A sus 41 años, Cristiano Ronaldo afronta su sexta cita mundialista bajo el amparo de Roberto Martínez. El técnico español ha mantenido su apuesta inamovible de «ganar el Mundial con su leyenda como delantero centro», revirtiendo decisiones de procesos anteriores. Sin embargo, el partido ante el Congo dejó dudas razonables sobre el estado físico del astro de Madeira, quien fue visto «dando síntomas evidentes de que el fútbol de elite parece haberle pasado por encima».
A pesar de que Portugal se adelantó rápidamente en el minuto seis gracias a un cabezazo de Joao Neves, el equipo bajó el ritmo y se mostró vulnerable. El análisis táctico señala que las estrellas ofensivas, incluyendo a CR7, conforman «un equipo rácano en las transiciones defensivas», lo que obligó al resto de compañeros a realizar un esfuerzo extra tras cada pérdida de balón.

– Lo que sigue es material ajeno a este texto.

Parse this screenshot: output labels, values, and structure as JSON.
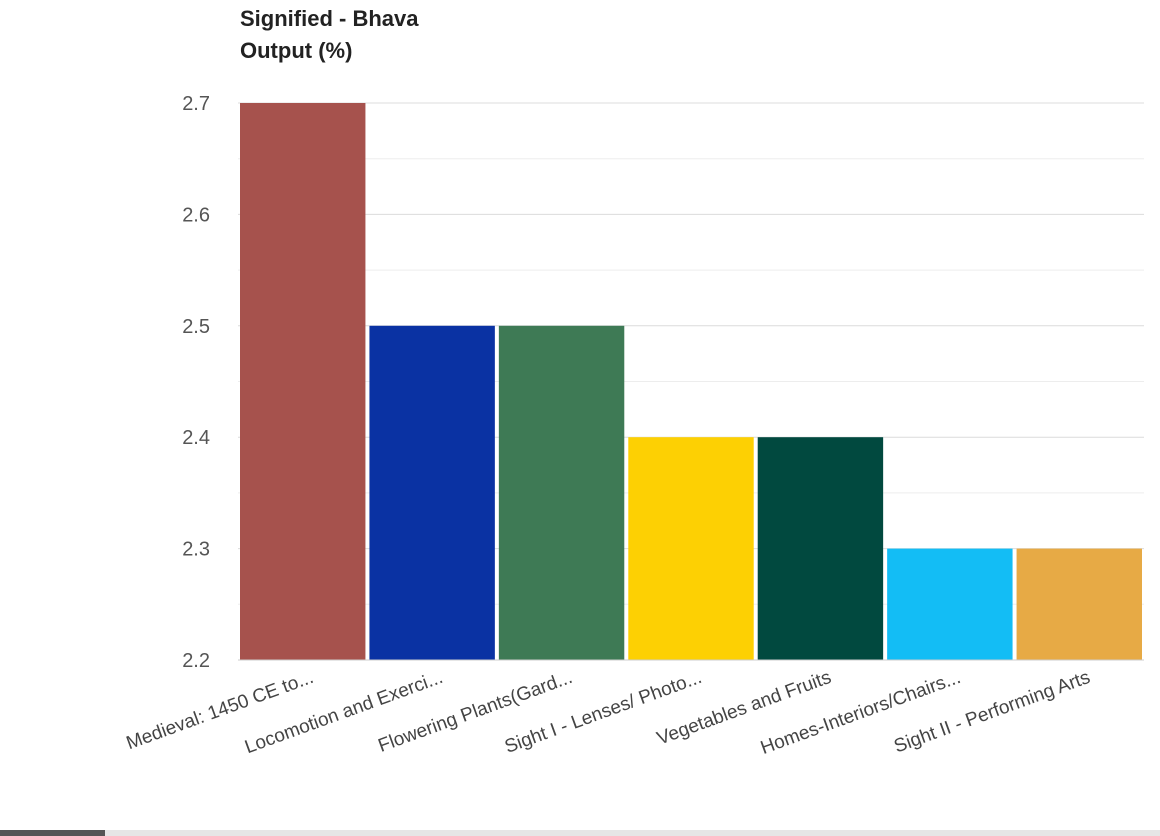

Tras el empate de Wissa al borde del descanso, que provocó el «delirio congoleño en la grada», Portugal buscó soluciones en el banquillo, pero sin tocar a su capitán. Martínez decidió retirar a Bernardo Silva, el «nuevo fichaje del Madrid», para introducir frescura con Conceiçao, pero mantuvo a un Cristiano que se percibía «más lento, menos decisivo» que en sus mejores años.
La oportunidad de redención para el '7' llegó en la segunda mitad. Tras dos excelentes servicios de Conceiçao, Ronaldo dispuso de dos balones francos para sentenciar el choque, pero ambos remates se marcharon desviados. La imagen final del encuentro fue la de la «Desesperación de la leyenda y de su selección», que no pudo evitar que el debut terminara en tablas. Con este resultado, y pese a que Martínez agotó los cambios buscando alternativas en ataque, «Portugal también empieza pinchando» y se ve obligada a reaccionar de inmediato para no comprometer su futuro en el torneo.